The manufacturer of a new compact car claims the miles per gallon (mpg) for the gasoline consumption is mound-shaped and symmetric with a mean of 24.6 mpg and a standard deviation of 11.2 mpg. If 30 such cars are tested, what is the probability the average mpg achieved by these 30 cars will be greater than 27

Z = (score-mean)/SEm

SEm = SD/√n

Find table in the back of your statistics text labeled something like "areas under normal distribution" to find the proportion/probability related to the Z score.

To find the probability that the average mpg achieved by these 30 cars will be greater than 27, we need to use the concept of sampling distribution and the Central Limit Theorem.

The Central Limit Theorem states that for a large enough sample size (n ≥ 30), the sampling distribution of the sample mean is approximately normally distributed, regardless of the shape of the population distribution. In this case, we can assume that the average mpg of the 30 cars follows a normal distribution.
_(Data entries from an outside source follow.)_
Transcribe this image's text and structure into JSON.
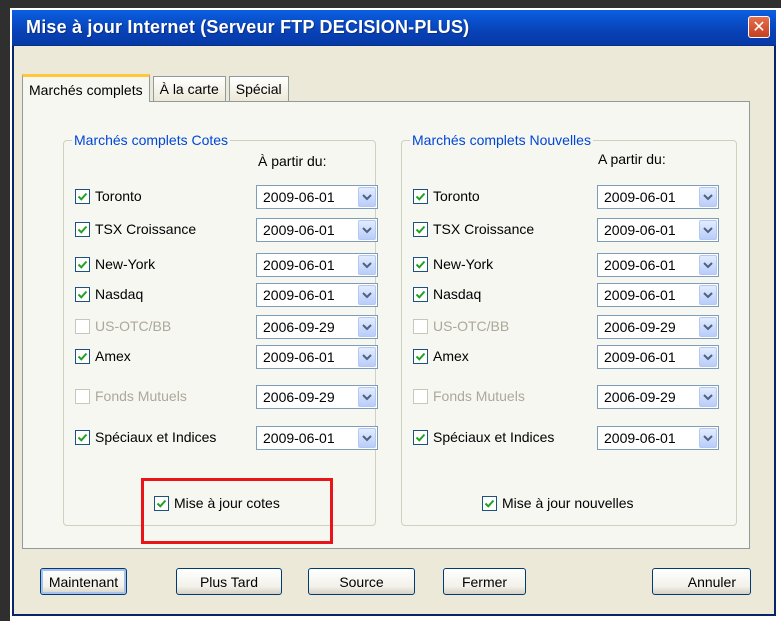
{
  "window": {
    "title": "Mise à jour Internet (Serveur FTP DECISION-PLUS)",
    "close_glyph": "✕"
  },
  "tabs": [
    {
      "label": "Marchés complets",
      "active": true
    },
    {
      "label": "À la carte",
      "active": false
    },
    {
      "label": "Spécial",
      "active": false
    }
  ],
  "cotes": {
    "group_title": "Marchés complets Cotes",
    "date_header": "À partir du:",
    "rows": [
      {
        "label": "Toronto",
        "checked": true,
        "enabled": true,
        "date": "2009-06-01"
      },
      {
        "label": "TSX Croissance",
        "checked": true,
        "enabled": true,
        "date": "2009-06-01"
      },
      {
        "label": "New-York",
        "checked": true,
        "enabled": true,
        "date": "2009-06-01"
      },
      {
        "label": "Nasdaq",
        "checked": true,
        "enabled": true,
        "date": "2009-06-01"
      },
      {
        "label": "US-OTC/BB",
        "checked": false,
        "enabled": false,
        "date": "2006-09-29"
      },
      {
        "label": "Amex",
        "checked": true,
        "enabled": true,
        "date": "2009-06-01"
      },
      {
        "label": "Fonds Mutuels",
        "checked": false,
        "enabled": false,
        "date": "2006-09-29"
      },
      {
        "label": "Spéciaux et Indices",
        "checked": true,
        "enabled": true,
        "date": "2009-06-01"
      }
    ],
    "update_label": "Mise à jour cotes",
    "update_checked": true
  },
  "nouvelles": {
    "group_title": "Marchés complets Nouvelles",
    "date_header": "A partir du:",
    "rows": [
      {
        "label": "Toronto",
        "checked": true,
        "enabled": true,
        "date": "2009-06-01"
      },
      {
        "label": "TSX Croissance",
        "checked": true,
        "enabled": true,
        "date": "2009-06-01"
      },
      {
        "label": "New-York",
        "checked": true,
        "enabled": true,
        "date": "2009-06-01"
      },
      {
        "label": "Nasdaq",
        "checked": true,
        "enabled": true,
        "date": "2009-06-01"
      },
      {
        "label": "US-OTC/BB",
        "checked": false,
        "enabled": false,
        "date": "2006-09-29"
      },
      {
        "label": "Amex",
        "checked": true,
        "enabled": true,
        "date": "2009-06-01"
      },
      {
        "label": "Fonds Mutuels",
        "checked": false,
        "enabled": false,
        "date": "2006-09-29"
      },
      {
        "label": "Spéciaux et Indices",
        "checked": true,
        "enabled": true,
        "date": "2009-06-01"
      }
    ],
    "update_label": "Mise à jour nouvelles",
    "update_checked": true
  },
  "buttons": {
    "maintenant": "Maintenant",
    "plus_tard": "Plus Tard",
    "source": "Source",
    "fermer": "Fermer",
    "annuler": "Annuler"
  },
  "colors": {
    "titlebar": "#0842B8",
    "group_title": "#0046D5",
    "highlight": "#E8141A",
    "dialog_bg": "#ECE9D8"
  },
  "icons": {
    "checkbox_mark": "checkmark-icon",
    "dropdown": "chevron-down-icon",
    "close": "close-icon"
  }
}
To calculate the probability, we need to standardize the average mpg (x̄) using the formula for the z-score:
z = (x̄ - μ) / (σ / sqrt(n))

Where:
x̄ is the sample mean (27 in this case),
μ is the population mean (24.6 mpg),
σ is the population standard deviation (11.2 mpg),
n is the sample size (30).

Plug in the given values into the formula:
z = (27 - 24.6) / (11.2 / sqrt(30))

Calculating this gives us the z-score. Next, we need to determine the corresponding probability from the standard normal distribution table or by using a statistical software or calculator.

For example, if we find that the z-score is 1.5, we can look up the corresponding probability (p) in a standard normal distribution table. Assuming a two-tailed test, we find that the probability of obtaining a z-score of 1.5 or greater is 0.0668.

So, the probability that the average mpg achieved by these 30 cars will be greater than 27 is approximately 0.0668 or 6.68%.